Brexit Secretary David Davis has warned the House of Lords to do its “patriotic duty” and back the European Union (Notification of Withdrawal) Bill.
But Labour’s frontbenchers vowed they would not be “cowed by threats” and tabled a series of eight amendments, including a demand for greater certainty over the promised vote on the Brexit deal and a fresh call for the rights of EU citizens in the UK to be protected.
The legislation allows Mrs May to trigger Article 50, the formal legal mechanism for starting the two-year countdown to Brexit, which she hopes to do by the end of March.
A Government source has stressed the Lords will face an “overwhelming public call to be abolished” if it attempts to frustrate the progress of the legislation.”
Mr Davis told unelected peers not to try to change the simple two-clause Bill as it was passed by MPs un-amended, which he said “reflected the will of the people”.
Asked if the Lords would face “dire recriminations” if it amended the Bill, he told Sky News: “I’ve seen these bloodcurdling things, they’re silly. “I mean, the simple thing is the Lords is a very important institution. “I expect it to do its job and to do its patriotic duty and actually give us the right to go on and negotiate that new relationship (with the EU).”

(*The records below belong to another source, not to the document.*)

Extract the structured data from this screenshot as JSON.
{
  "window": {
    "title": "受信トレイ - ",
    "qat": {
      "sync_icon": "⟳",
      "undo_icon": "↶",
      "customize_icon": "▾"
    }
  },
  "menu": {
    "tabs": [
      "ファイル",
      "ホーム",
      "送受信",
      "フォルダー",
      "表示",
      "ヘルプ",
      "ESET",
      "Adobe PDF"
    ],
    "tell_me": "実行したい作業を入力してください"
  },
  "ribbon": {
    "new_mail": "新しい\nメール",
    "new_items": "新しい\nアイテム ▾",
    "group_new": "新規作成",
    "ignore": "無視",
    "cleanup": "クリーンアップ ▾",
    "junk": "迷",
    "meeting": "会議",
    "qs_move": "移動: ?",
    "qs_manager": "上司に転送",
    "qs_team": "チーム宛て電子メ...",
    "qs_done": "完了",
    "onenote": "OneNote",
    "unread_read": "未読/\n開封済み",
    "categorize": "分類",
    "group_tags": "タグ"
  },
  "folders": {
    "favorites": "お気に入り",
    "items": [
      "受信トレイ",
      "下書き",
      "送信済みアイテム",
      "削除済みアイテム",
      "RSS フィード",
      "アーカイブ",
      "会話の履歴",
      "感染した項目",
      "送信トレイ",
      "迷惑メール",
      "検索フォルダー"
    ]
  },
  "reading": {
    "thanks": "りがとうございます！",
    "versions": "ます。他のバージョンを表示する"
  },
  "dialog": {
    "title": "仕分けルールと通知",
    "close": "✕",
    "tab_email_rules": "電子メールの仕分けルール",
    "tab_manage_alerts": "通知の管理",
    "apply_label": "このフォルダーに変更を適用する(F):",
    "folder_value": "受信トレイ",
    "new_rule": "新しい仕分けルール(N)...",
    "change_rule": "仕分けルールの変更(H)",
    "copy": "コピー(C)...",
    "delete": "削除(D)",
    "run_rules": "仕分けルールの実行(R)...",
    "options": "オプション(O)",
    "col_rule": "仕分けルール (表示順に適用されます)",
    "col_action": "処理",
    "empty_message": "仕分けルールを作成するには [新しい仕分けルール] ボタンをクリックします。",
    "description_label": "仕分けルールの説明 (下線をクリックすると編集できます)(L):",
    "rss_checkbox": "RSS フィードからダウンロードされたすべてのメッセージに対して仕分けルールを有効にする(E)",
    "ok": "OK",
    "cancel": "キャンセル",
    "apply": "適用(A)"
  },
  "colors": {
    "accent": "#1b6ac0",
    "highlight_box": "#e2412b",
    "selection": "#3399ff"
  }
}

Labour’s leader in the Lords, Baroness Smith of Basildon said her peers would not “seek to block or sabotage the start of this process”. But she added: “The Lords, as always, will challenge and scrutinise legislation put before us and if necessary we will pass amendments on issues where we wish the Commons to take another look.
“That is our role as the unelected House, and we will not be cowed by threats of abolition or flooding the place with hundreds of new Tory Peers.
“The stakes are too high and we will do our duty.”